Communities in Madagascar trying to protect their fields from locusts using smoke.
IRIN/Clarel Faniry Rasoanaivo
Communities in Madagascar trying to protect their fields from locusts using smoke.

UN and Madagascar launch locust control campaign to avert food crisis

Economic Development

A locust control campaign has been launched by the United Nations and the Government of Madagascar to treat over 2 million hectares of infested areas in a bid to avert a food crisis that could affect some 13 million people in the island nation.

“Of the 13 million people at risk, 9 million are directly dependent on agriculture for food and income,” said the Food and Agriculture Organization (FAO) Representative in Madagascar, Patrice Talla. “The locust campaign is vitally important to try to limit any further damage to poor farmers’ crops.”

Aerial operations to identify and map out the areas requiring treatment by pesticides are expected to get underway this week, FAO said in a news release. In the meantime, ground surveys, conducted on a monthly basis since February, continue. Procurement of pesticides, vehicles and equipment for survey and control operations is also in progress. Spraying operations are expected to start in late October, after the onset of the rainy season.

The locust plague in Madagascar started in April 2012, damaging large areas of cropped land and pastures. Although the locusts have mainly hit the south of the country, in late 2013/early 2014 some insects are expected to reach the more productive northern regions.

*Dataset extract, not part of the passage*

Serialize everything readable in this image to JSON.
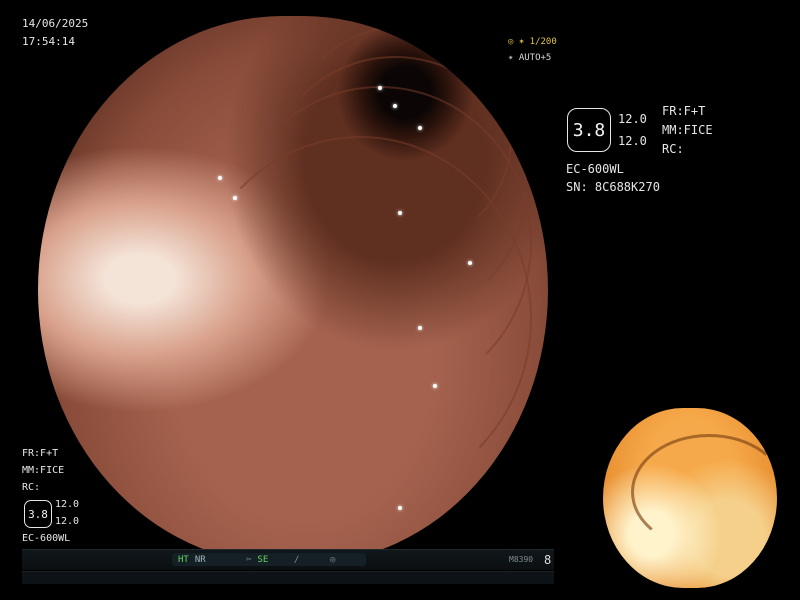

An assessment mission carried out by FAO earlier this year found that rice and maize losses due to the locusts in some parts of the country vary from 40 to 70 per cent of the crop, with 100 per cent losses on certain plots. The agency estimates that losses in rice production could be up to 630,000 tonnes, or about 25 per cent of total demand for rice in Madagascar. Rice is the main staple in the country, where 80 per cent of the population lives on less than a dollar per day.

This is the first of three successive locust control campaigns that will take place between September 2013 and September 2016 as indicated in a three-year programme, jointly prepared by FAO and the Madagascar ministry of agriculture.

So far, FAO has raised $23 million towards the programme, which will cost $41.5 million over three years. Negotiations for further funding are at an advanced stage although millions of dollars are still needed to complete the full programme.

The programme includes: improving the monitoring and analysis of the locust situation; large-scale aerial and ground spraying and related training; monitoring and mitigating the effect of control operations on health and the environment; and measuring the impact of anti-locust campaigns and the damages to crops and pasture.

“Prevention is much better than cure in locust control,” said Ren Wang, FAO Assistant Director-General for Agriculture and Consumer Protection. “We have enough funding to start the first year’s campaign and try to bring the locust plague under control so it doesn’t last years and cost hundreds of millions of dollars. But we need more funds over the next three years to finish the job.”